D’après moi, les conséquences douteuses de l’invasion de l’Irak, qui est contraire aux droits des peuples, ont fait réfléchir les anciens partisans de la guerre eux-mêmes. Bien sûr, j’espère qu’un début de régime libéral va être institué, mais les points positifs ne sont pas suffisants pour l’instant. Si nous mettons de côté le droit des peuples, alors nous devons au moins avoir des scrupules moraux en tant qu’intellectuels et nous demander si le cas de l’Irak doit faire jurisprudence. Pourquoi l’Irak et pas l’Ouzbékistan, un pays qui au contraire fait partie de la Coalition ?
Il n’y a aucun pays de l’Union européenne dont une majorité de la population ait soutenu cette guerre à aucun moment que ce soit. On a assisté aux plus grandes manifestations depuis 1945, sans effet sur les démocrates. La brouille entre les dirigeants, non entre les peuples d’Europe, est calmée, mais elle a laissé dans l’ensemble de l’Europe un climat de gueule de bois. Je pense que le comportement du gouvernement berlinois envers la Chine et la Russie peut être qualifié d’opportunisme économique. Cette politique est critiquée par les libéraux de gauche en Allemagne comme en Pologne. Il est bon que le débat se focalise sur les mêmes thèmes pour tous les membres de l’Union.
L’Europe est dans un état misérable, le fait que Rumsfeld puisse parler d’une « vieille » et d’une « nouvelle » Europe nous a fait prendre conscience de ce que nous appréhendons tous le présent politique à travers les perspectives réduites et quelquefois déformées de nos expériences et traumas historiques nationaux. Les mythes sont un filet de sécurité en cas de peur et de perte du jugement.
Il ne s’agit pas de savoir si un patriotisme européen est possible, mais d’établir une confiance entre les membres d’une communauté. Pour certains, l’OTAN est plus crédible que l’UE. Pour d’autres, l’État providence européen est plus digne de confiance que le libéralisme hégémonique qui établit le marché et les élections libres, si besoin par la force militaire.
Les Européens ont du mal à se construire une vision de l’histoire commune. Chaque nation doit affronter sa propre histoire, pour qu’après un échange de perspectives l’histoire européenne se dessine. Dans cet horizon, les expulsions et les migrations forcées, le génocide arménien, les bombardements de civils dans les villes allemandes, tous ces évènements historiques pour lesquels la Cour pénale de La Haye est compétente, doivent être examinés.
L’Église catholique a fait la paix avec le « libéralisme » depuis Vatican II. C’est pour cela que sur la question des « fondements pré-politiques de la démocratie » il n’y a pas de grosse différence entre Ratzinger et moi.

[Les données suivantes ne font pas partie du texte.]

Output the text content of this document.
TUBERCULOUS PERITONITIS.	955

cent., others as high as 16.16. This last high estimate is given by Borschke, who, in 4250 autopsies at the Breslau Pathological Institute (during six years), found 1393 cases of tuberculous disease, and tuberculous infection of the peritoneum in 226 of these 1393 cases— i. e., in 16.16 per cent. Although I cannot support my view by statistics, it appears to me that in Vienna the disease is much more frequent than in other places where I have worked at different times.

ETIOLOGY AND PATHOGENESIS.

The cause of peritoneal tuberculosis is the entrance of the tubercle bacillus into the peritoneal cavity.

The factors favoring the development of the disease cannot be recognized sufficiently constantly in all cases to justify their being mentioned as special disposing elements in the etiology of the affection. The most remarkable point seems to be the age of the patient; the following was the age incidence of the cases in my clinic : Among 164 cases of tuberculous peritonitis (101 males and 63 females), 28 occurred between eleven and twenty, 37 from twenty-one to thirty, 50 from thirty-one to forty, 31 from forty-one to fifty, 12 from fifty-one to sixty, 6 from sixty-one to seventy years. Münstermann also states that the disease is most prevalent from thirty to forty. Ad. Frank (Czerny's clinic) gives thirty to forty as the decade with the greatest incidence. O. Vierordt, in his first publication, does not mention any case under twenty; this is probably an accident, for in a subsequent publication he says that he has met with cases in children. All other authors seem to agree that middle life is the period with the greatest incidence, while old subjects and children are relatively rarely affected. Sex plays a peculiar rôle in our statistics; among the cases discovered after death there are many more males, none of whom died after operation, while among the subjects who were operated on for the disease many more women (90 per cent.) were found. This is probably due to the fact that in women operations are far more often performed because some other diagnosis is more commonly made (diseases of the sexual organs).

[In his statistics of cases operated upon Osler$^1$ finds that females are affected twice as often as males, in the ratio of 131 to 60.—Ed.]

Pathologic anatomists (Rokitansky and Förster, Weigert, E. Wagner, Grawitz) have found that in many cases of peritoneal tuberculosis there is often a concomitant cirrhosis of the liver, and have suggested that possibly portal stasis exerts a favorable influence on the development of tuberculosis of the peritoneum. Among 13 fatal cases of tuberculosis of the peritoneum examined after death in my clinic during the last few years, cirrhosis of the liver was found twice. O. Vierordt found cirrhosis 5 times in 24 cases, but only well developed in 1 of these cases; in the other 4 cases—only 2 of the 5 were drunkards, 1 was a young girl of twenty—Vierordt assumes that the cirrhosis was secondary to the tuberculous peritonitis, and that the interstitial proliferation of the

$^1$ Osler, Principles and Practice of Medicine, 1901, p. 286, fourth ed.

L’Union a cependant un devoir de neutralité envers le nombre grandissant de citoyens séculiers ou non-chrétiens. Le souci d’impartialité envers les communautés religieuses n’a pas encore imposé de politique cléricale laïque, celle-là même qui est critiquée en France. Aujourd’hui selon le dogme néo-libéral, le politique se retire de secteurs vitaux comme l’éducation, l’énergie, la culture et abandonne les perdants de la modernisation à leur sort. Cette tendance à assécher toutes les normes de la sensibilité morale, en soumettant tous les domaines de la vie aux impératifs économiques, modifie aussi la constellation politique entre Lumières et religion. Il est possible que la christianisation de l’Europe se poursuive au même rythme, mais il y a des explications sociologiques conventionnelles à cela, indépendamment du nouveau pape. La référence à saint Benoît de Nurcie associée au choix du nom Benoît II peut laisser croire que ce pape envisage déjà que les Chrétiens vont devenir minoritaires et qu’il veut préparer l’Église à résister dans cette situation.
« Europa ist heute in einem miserablen Zustand », par Jürgen Habermas, Die Welt, 4 mai 2005.
Ce texte est adapté d’une interview.